Success Stories: Agustina Vergara Cid

Agustina Vergara Cid is an alumni of the contributor program and she is starting a new role as the Editorial Manager of Reason Magazine. 

Agustina Vergara Cid’s Impact Interview: 

You've been one of our most active contributors in the Young Voices programming, and you've received a fair amount of success as a result. Since you joined the contributor program, what is the biggest way that your writing during the Contributor Program has impacted your career?

The placements I’ve gotten through the program have helped me build a strong portfolio.

But what I value most is the experience it gave me. The key to becoming a good writer is writing a lot and getting edited a lot, and the program gave me both. I’ve improved dramatically through the volume of work I’ve produced and the extremely competent and valuable feedback from YV editors.

It also exposed me to working with a range of outlets and taught me how to communicate professionally in the publishing world. That kind of experience is priceless and I wouldn’t have been able to get it a efficiently and quickly without the program.

You've primarily covered immigration in your writing. What would you like more Americans to understand when discussing such a complicated and controversial topic?

I’d like them to rethink whether what we’re doing with immigration truly reflects our values. The immigration debate, and the system itself, are shaped by collectivist premises that clash with the individualism of the American founding and the values we hold as Americans.

Americans believe in work, ambition, and individual freedom. Yet the system often criminalizes or severely restricts exactly that: people coming here to build a life through voluntary exchange. That doesn’t only limits the freedom of immigrants, it limits the freedoms of Americans who want to trade and otherwise associate with them.

A truly American immigration system would respect the freedom of both immigrants and citizens, while establishing rational restrictions on who gets to come here to protect individual rights.

Which media placement that the Young Voices content team helped you place are you most proud of?

My YV debut was on Newsweek, which was a huge deal to me!
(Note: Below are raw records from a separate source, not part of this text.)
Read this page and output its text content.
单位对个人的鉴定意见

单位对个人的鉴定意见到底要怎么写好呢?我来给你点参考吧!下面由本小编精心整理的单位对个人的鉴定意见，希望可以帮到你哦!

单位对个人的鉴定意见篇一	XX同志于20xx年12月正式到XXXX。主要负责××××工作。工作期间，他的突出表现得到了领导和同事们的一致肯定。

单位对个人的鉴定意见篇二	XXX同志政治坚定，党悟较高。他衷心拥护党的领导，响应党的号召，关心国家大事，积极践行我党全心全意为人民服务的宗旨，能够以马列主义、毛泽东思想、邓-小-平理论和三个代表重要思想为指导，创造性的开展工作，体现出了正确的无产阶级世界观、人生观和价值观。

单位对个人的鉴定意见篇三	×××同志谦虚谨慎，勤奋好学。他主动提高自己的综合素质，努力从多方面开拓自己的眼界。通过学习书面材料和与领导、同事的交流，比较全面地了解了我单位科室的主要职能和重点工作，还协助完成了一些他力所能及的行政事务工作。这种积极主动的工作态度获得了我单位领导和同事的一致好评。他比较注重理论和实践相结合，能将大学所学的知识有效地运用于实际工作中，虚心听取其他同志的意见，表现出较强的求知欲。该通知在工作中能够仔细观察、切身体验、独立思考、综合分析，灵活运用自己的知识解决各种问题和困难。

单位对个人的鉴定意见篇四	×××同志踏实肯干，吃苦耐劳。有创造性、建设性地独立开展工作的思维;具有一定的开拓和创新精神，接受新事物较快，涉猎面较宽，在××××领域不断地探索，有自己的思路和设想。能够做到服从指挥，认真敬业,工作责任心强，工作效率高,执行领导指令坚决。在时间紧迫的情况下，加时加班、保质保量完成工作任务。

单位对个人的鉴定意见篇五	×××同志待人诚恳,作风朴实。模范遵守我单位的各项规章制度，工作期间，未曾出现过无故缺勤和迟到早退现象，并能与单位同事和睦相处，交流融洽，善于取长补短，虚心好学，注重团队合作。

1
I’ll always be proud of and grateful for that one. More recently, I got placed in The Telegraph, where I got to communicate to their large audience some of the issues surrounding the new fee for H-1B visas. My appearances in The Young Turks network have been valuable too— it’s an audience I don’t normally reach, and that I’ve been able to expose to my pro-freedom, capitalistic position on immigration policy.

You're starting a new role at Reason Magazine as their Editorial Manager. What drew you to this role and what excites you the most about it?

I’ve been a fan of Reason for years. When YV paired me with Jason Russell (managing editor at Reason) as part of the mentorship program, I was eager to learn from him not just about writing, but about how a major publication like Reason functions editorially. Jason’s account was incredibly interesting to me, as I find editorial operations fascinating.

I later became managing editor at the Ayn Rand Institute, where that interest deepened through hands-on experience. And now, in this role at Reason, I’ll be helping manage editorial workflows and support writers in producing the high-quality, impactful work Reason is known for. And I’ll get to do that while advancing the cause of freedom in the most effective publication to ever do it, so that’s massively exciting.

What would you say to a young person trying to get their footing and build a career as a journalist in the digital age?

Two pieces of advice:

  1. Be objective about your work. Your mission is to go out and look at reality, and then report back accurately to your audience and help them understand the world. It’s impossible to overstate the importance of that mission. It requires that your method of acquiring knowledge and communicating it be objective— i.e.: aligned with what’s actually out there in the world and what you need to do to communicate it to others. Even in opinion writing, your job is to come to your thesis in an honest and reality-oriented manner. Take ideas seriously, and take reality seriously.
  2. Meet your audience where they are. Your best thinking will always happen on paper, because that’s where you convey your most considered view. But not everybody who needs to hear your message will see your article even if you place it in a prominent publication. Use social media and other forms of content to meet your audience where they are and bring them to your written articles and closer to your view.